Haircuts

The most accurate thing I can say about haircuts for me is that they have been inconsistent. I have never had a stylist for more than a year or two at the most. I cut it differently and get different colors. What I want to talk about in this entry is working through my desire to shave me head.

When I was in Bowling Green towards the end of my stay there, I shaved my head one summer. It felt liberating but I didn’t really own it. I often covered my head with handkerchiefs, hats and wigs. If I do it this summer I do not want to succumb to that. But I understand why I did it because I have lived in such conservative communities that they don’t understand why a “transgender woman” or more accurately non-binary trans-feminine person, would want to get rid of their hair. To be feminine means to have longish hair.

I want to shave my head because I hate my hair. It is thin and getting worse. I want to feel cooler in the summer. I want to not have to mess with it through blow drying and styling it. I want to challenge what it means to be trans-feminine. If I wear a wig it will be easier to put on. I want to challenge what it means to be transgender and what it means to be a human being.

When I was an undergrad there were so many queer and feminist women that shaved their heads. I loved it. Some still do, but I don’t see nearly as many. I think a woman shaving her head is exercising her agency. She may or may not mean to make a statement, but I believe she is definitely making a statement against heteropatriarchy. The beautiful woman with long, lustrous hair stereotype needs to be ground into dust. Women are beautiful regardless of the length of their hair. In a way, a woman with a shaved head is giving her two middle fingers to sexism, misogyny and patriarchy.

Because I am so inconsistent when it comes to hair, I could not maintain a shaved head, anymore than I can maintain one single haircut or hair color. But I can do it from time to time. And I can try my hardest to be unafraid about it. But I know there will be people that don’t understand, or will have questions, or that think I have cancer, or that think I am de-transitioning. I will try to be gracious and patient with these questions. At any rate, I won’t let anyone stop me!

People should be able to wear their hair however the hell they want. Any color, any style, any length. And this should not conflict with their profession, their community or their gender self-determination. Hair length does not determine gender identity. I think hair can be fun and people can explore their identity through their hair.
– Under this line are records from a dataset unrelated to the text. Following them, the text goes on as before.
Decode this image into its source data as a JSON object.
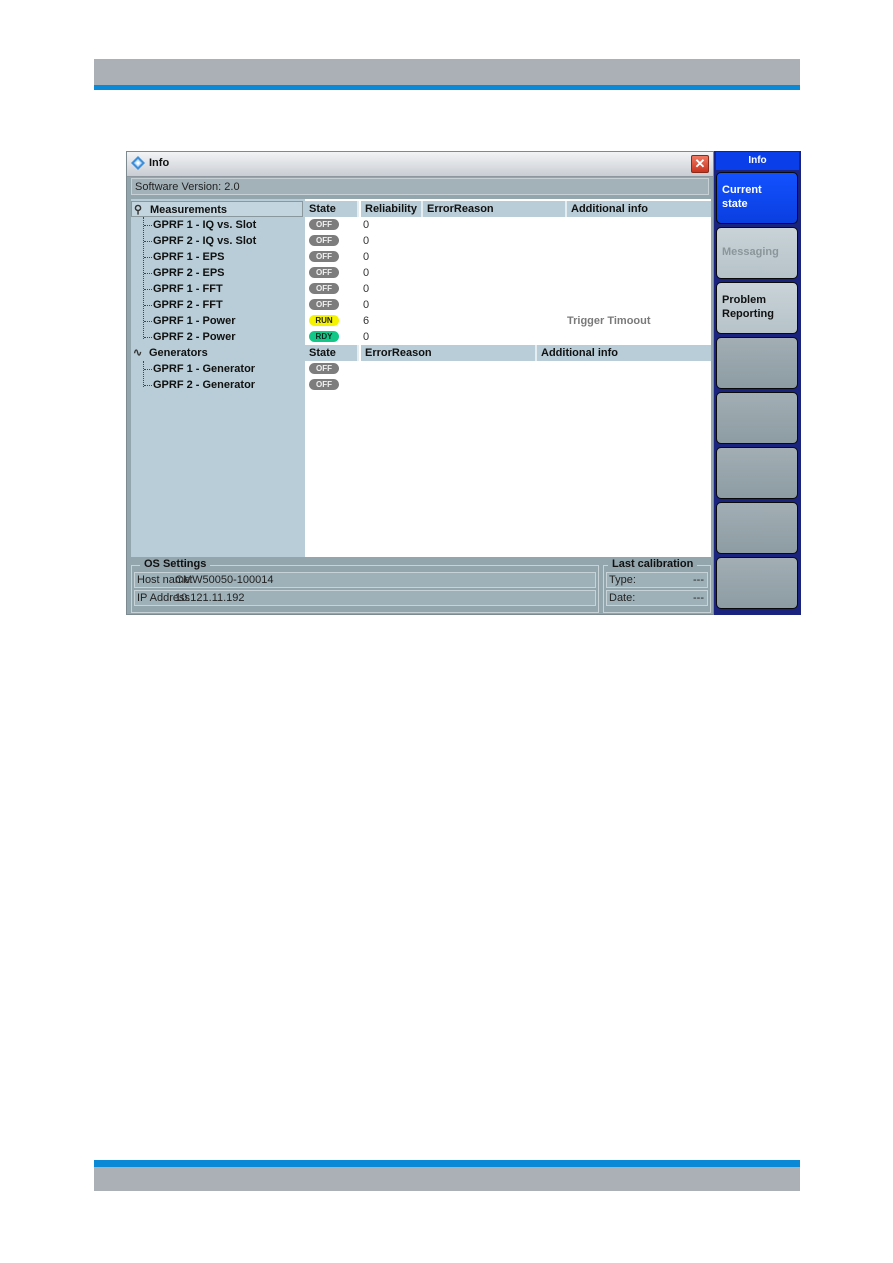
{
  "window": {
    "title": "Info",
    "close_label": "✕",
    "software_version_label": "Software Version:",
    "software_version": "2.0"
  },
  "tree": {
    "measurements": {
      "label": "Measurements",
      "items": [
        "GPRF 1 - IQ vs. Slot",
        "GPRF 2 - IQ vs. Slot",
        "GPRF 1 - EPS",
        "GPRF 2 - EPS",
        "GPRF 1 - FFT",
        "GPRF 2 - FFT",
        "GPRF 1 - Power",
        "GPRF 2 - Power"
      ]
    },
    "generators": {
      "label": "Generators",
      "items": [
        "GPRF 1 - Generator",
        "GPRF 2 - Generator"
      ]
    }
  },
  "measurements_table": {
    "headers": [
      "State",
      "Reliability",
      "ErrorReason",
      "Additional info"
    ],
    "rows": [
      {
        "state": "OFF",
        "reliability": "0",
        "error_reason": "",
        "additional_info": ""
      },
      {
        "state": "OFF",
        "reliability": "0",
        "error_reason": "",
        "additional_info": ""
      },
      {
        "state": "OFF",
        "reliability": "0",
        "error_reason": "",
        "additional_info": ""
      },
      {
        "state": "OFF",
        "reliability": "0",
        "error_reason": "",
        "additional_info": ""
      },
      {
        "state": "OFF",
        "reliability": "0",
        "error_reason": "",
        "additional_info": ""
      },
      {
        "state": "OFF",
        "reliability": "0",
        "error_reason": "",
        "additional_info": ""
      },
      {
        "state": "RUN",
        "reliability": "6",
        "error_reason": "",
        "additional_info": "Trigger Timoout"
      },
      {
        "state": "RDY",
        "reliability": "0",
        "error_reason": "",
        "additional_info": ""
      }
    ]
  },
  "generators_table": {
    "headers": [
      "State",
      "ErrorReason",
      "Additional info"
    ],
    "rows": [
      {
        "state": "OFF",
        "error_reason": "",
        "additional_info": ""
      },
      {
        "state": "OFF",
        "error_reason": "",
        "additional_info": ""
      }
    ]
  },
  "state_colors": {
    "OFF": "#7d7d7d",
    "RUN": "#f6f300",
    "RDY": "#13c788"
  },
  "os_settings": {
    "legend": "OS Settings",
    "host_name_label": "Host name:",
    "host_name": "CMW50050-100014",
    "ip_address_label": "IP Address",
    "ip_address": "10.121.11.192"
  },
  "last_calibration": {
    "legend": "Last calibration",
    "type_label": "Type:",
    "type_value": "---",
    "date_label": "Date:",
    "date_value": "---"
  },
  "softkeys": {
    "title": "Info",
    "keys": [
      {
        "line1": "Current",
        "line2": "state",
        "state": "active"
      },
      {
        "line1": "Messaging",
        "line2": "",
        "state": "disabled"
      },
      {
        "line1": "Problem",
        "line2": "Reporting",
        "state": "enabled"
      },
      {
        "line1": "",
        "line2": "",
        "state": "empty"
      },
      {
        "line1": "",
        "line2": "",
        "state": "empty"
      },
      {
        "line1": "",
        "line2": "",
        "state": "empty"
      },
      {
        "line1": "",
        "line2": "",
        "state": "empty"
      },
      {
        "line1": "",
        "line2": "",
        "state": "empty"
      }
    ]
  },
  "colors": {
    "accent_blue": "#0a8ad6",
    "softkey_active": "#0a3ee8",
    "panel_bg": "#b8cdd7"
  }
}
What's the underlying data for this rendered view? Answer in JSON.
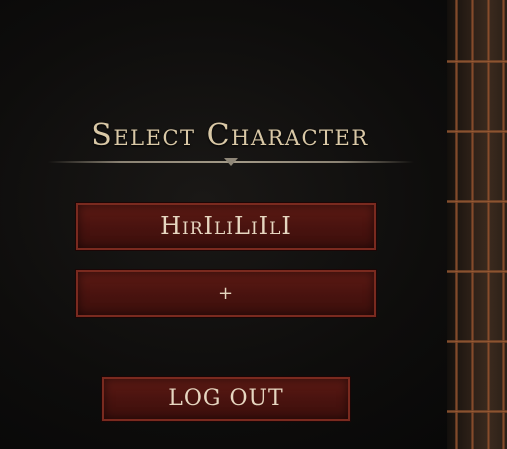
{
  "screen": {
    "title": "Select Character"
  },
  "characters": [
    {
      "name": "HirIliLiIlI"
    }
  ],
  "add_character": {
    "label": "+"
  },
  "logout": {
    "label": "LOG OUT"
  },
  "colors": {
    "button_fill": "#4a130f",
    "button_border": "#7a2a1f",
    "title_text": "#d9c8a6",
    "button_text": "#e6d6c0"
  }
}
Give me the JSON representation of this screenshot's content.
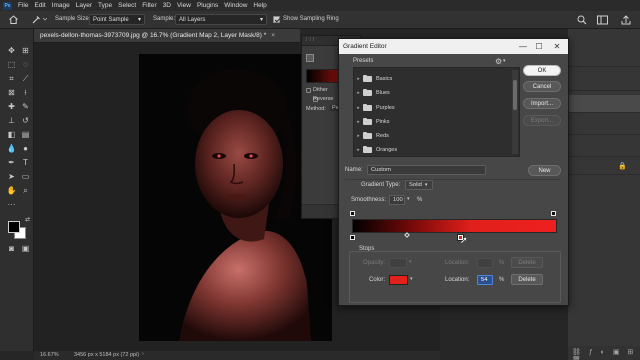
{
  "app": {
    "logo_text": "Ps",
    "menu": [
      "File",
      "Edit",
      "Image",
      "Layer",
      "Type",
      "Select",
      "Filter",
      "3D",
      "View",
      "Plugins",
      "Window",
      "Help"
    ]
  },
  "options_bar": {
    "sample_size_label": "Sample Size:",
    "sample_size_value": "Point Sample",
    "sample_label": "Sample:",
    "sample_value": "All Layers",
    "show_sampling_ring_label": "Show Sampling Ring",
    "show_sampling_ring_checked": true
  },
  "document": {
    "tab_title": "pexels-dellon-thomas-3973709.jpg @ 16.7% (Gradient Map 2, Layer Mask/8) *",
    "close_glyph": "×",
    "zoom": "16.67%",
    "doc_info": "3456 px x 5184 px (72 ppi)"
  },
  "gradient_map_panel": {
    "dither_label": "Dither",
    "reverse_label": "Reverse",
    "method_label": "Method:",
    "method_value": "Pe"
  },
  "gradient_editor": {
    "title": "Gradient Editor",
    "presets_label": "Presets",
    "preset_folders": [
      "Basics",
      "Blues",
      "Purples",
      "Pinks",
      "Reds",
      "Oranges"
    ],
    "buttons": {
      "ok": "OK",
      "cancel": "Cancel",
      "import": "Import...",
      "export": "Export...",
      "new": "New",
      "delete_opacity": "Delete",
      "delete_color": "Delete"
    },
    "name_label": "Name:",
    "name_value": "Custom",
    "gradient_type_label": "Gradient Type:",
    "gradient_type_value": "Solid",
    "smoothness_label": "Smoothness:",
    "smoothness_value": "100",
    "percent": "%",
    "stops_label": "Stops",
    "opacity_label": "Opacity:",
    "location_label": "Location:",
    "color_label": "Color:",
    "color_location_value": "54",
    "stop_color": "#e3211b",
    "gradient_colors": [
      "#000000",
      "#7a0a0a",
      "#e0201b",
      "#ee2020"
    ]
  },
  "colors": {
    "foreground": "#000000",
    "background": "#ffffff",
    "accent": "#ee2020"
  }
}
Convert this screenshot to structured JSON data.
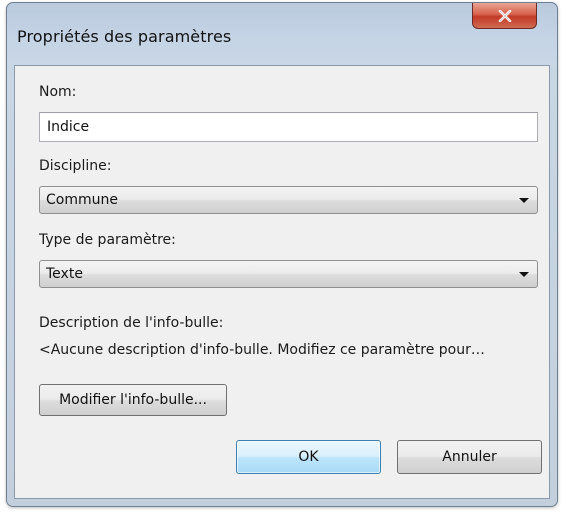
{
  "dialog": {
    "title": "Propriétés des paramètres",
    "close_icon": "close-icon"
  },
  "form": {
    "name_label": "Nom:",
    "name_value": "Indice",
    "discipline_label": "Discipline:",
    "discipline_value": "Commune",
    "param_type_label": "Type de paramètre:",
    "param_type_value": "Texte",
    "tooltip_label": "Description de l'info-bulle:",
    "tooltip_text": "<Aucune description d'info-bulle. Modifiez ce paramètre pour…",
    "edit_tooltip_button": "Modifier l'info-bulle..."
  },
  "buttons": {
    "ok": "OK",
    "cancel": "Annuler"
  },
  "colors": {
    "close_button": "#c23a27",
    "default_button_border": "#3c7fb1"
  }
}
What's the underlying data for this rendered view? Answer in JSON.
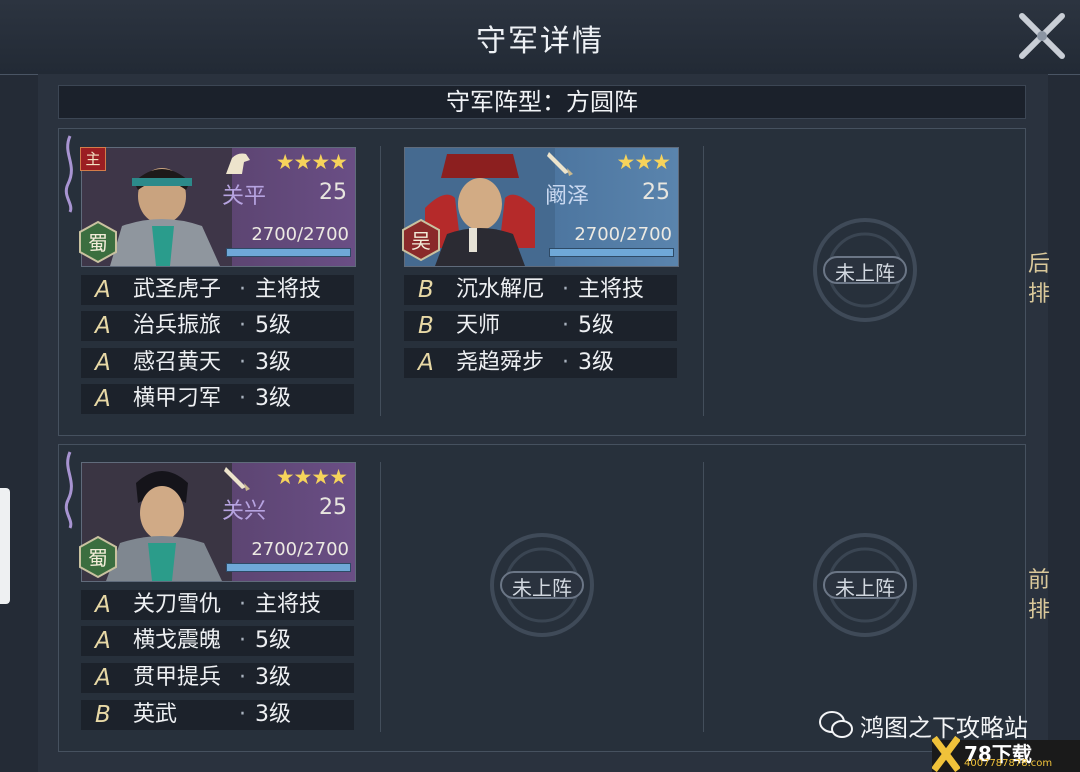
{
  "header": {
    "title": "守军详情"
  },
  "formation": {
    "text": "守军阵型：方圆阵"
  },
  "rows": {
    "back_label": "后排",
    "front_label": "前排"
  },
  "generals": [
    {
      "name": "关平",
      "level": "25",
      "stars": "★★★★",
      "hp": "2700/2700",
      "faction": "蜀",
      "lord_badge": "主",
      "hp_fraction": 1.0,
      "skills": [
        {
          "grade": "A",
          "name": "武圣虎子",
          "level": "主将技"
        },
        {
          "grade": "A",
          "name": "治兵振旅",
          "level": "5级"
        },
        {
          "grade": "A",
          "name": "感召黄天",
          "level": "3级"
        },
        {
          "grade": "A",
          "name": "横甲刁军",
          "level": "3级"
        }
      ]
    },
    {
      "name": "阚泽",
      "level": "25",
      "stars": "★★★",
      "hp": "2700/2700",
      "faction": "吴",
      "hp_fraction": 1.0,
      "skills": [
        {
          "grade": "B",
          "name": "沉水解厄",
          "level": "主将技"
        },
        {
          "grade": "B",
          "name": "天师",
          "level": "5级"
        },
        {
          "grade": "A",
          "name": "尧趋舜步",
          "level": "3级"
        }
      ]
    },
    {
      "name": "关兴",
      "level": "25",
      "stars": "★★★★",
      "hp": "2700/2700",
      "faction": "蜀",
      "hp_fraction": 1.0,
      "skills": [
        {
          "grade": "A",
          "name": "关刀雪仇",
          "level": "主将技"
        },
        {
          "grade": "A",
          "name": "横戈震魄",
          "level": "5级"
        },
        {
          "grade": "A",
          "name": "贯甲提兵",
          "level": "3级"
        },
        {
          "grade": "B",
          "name": "英武",
          "level": "3级"
        }
      ]
    }
  ],
  "empty_slot_label": "未上阵",
  "skill_separator": "·",
  "watermark": {
    "text": "鸿图之下攻略站"
  },
  "site_logo": {
    "name": "78下载",
    "url_text": "4007787878.com"
  },
  "colors": {
    "stars": "#f6d35b",
    "shu_faction": "#3b6e3f",
    "wu_faction": "#8a2a2a",
    "accent_gold": "#d9c89a"
  },
  "icons": {
    "close": "close-x-icon",
    "weapon": "weapon-icon",
    "horse": "horse-icon",
    "wechat": "wechat-icon"
  }
}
It can be a major mode of self-expression, much like piercings or tattoos. Unfortunately, our oppressive cis-heteropatriarchy wants to police and punish hair self-expression. We must resist this tyranny and proudly sport whatever the fuck hairstyle [or lack thereof] that we want. There is pleasure in resistance and in rebellion and it makes whatever hassles you have to face more than worth it.

 

Hair

Recently I was out somewhere and an employee came out to me and said: “It looks like you’re having a bad hair day.” I was shocked at her rudeness. And then after a while I realized I didn’t give a shit what she thought.

It is amazing to me how much emphasis there is on hair in this culture. Hair is everything, or so it would seem. We die it, braid it, comb and brush it, curl it, dread it, straighten it, add extensions and color it every color under the rainbow. But what does somebody’s hair say about them? Absolutely nothing.

On the one hand, I understand that for many people hair is a mode of expression. I respect that. On the other hand, I think hair is way overdetermined. We pour so much meaning into it, not to mention time, money and effort. I really wish hair didn’t matter, and I really wish it had no link to gender whatsoever.

Perhaps my saltiness about hair can be linked to gender. In our culture, women are supposed to have long hair and men are supposed to have short hair. I love people who buck this trend. In fact I have the utmost respect for them.

I think the most subversive thing someone can do now is go against the gender terrorism of hair. But in addition to that, I think what is subversive is to not care about your hair. To not wash it. To not brush it. To not comb it. To not put styling products in. To not blow dry it, straighten it, curl it, etc. I am tired of washing my hair every day so I don’t. This inevitably makes it more greasy and messy but I don’t care.

The pressure to “take care” of your hair is part and parcel of patriarchy. It says that your hair is vitally important and says something about your value as a human being. This is similar to dress, make up, jewelry, etc. Why are people evaluated based upon what they look like? Why has hair [the cut, style, color, etc.] become such an important thing in our culture?

I still feel somewhat scared when I go out without washed or combed hair. There is a basic expectation that you will wash, dry and style your hair and if you don’t you are “dirty” or “unkempt.” This expectation is oppressive and it is part of patriarchy, capitalism and white supremacy. I am going to try to keep pushing the envelope as far as not “dealing with” my hair. A number of years back I shaved it all off and I might do that again this summer. It felt very liberating to do that, not to mention cooler.

I don’t believe there are any universal prescriptions for hair. Some people might feel empowerment through hair care and styling. I would never dream of taking that away from them. Certain hair styles can be subversive to be sure. But it can also be subversive to not deal with hair every day in the way we are “supposed” to. Maybe being told you are having a “bad hair day” is one of the best compliments you can recieve.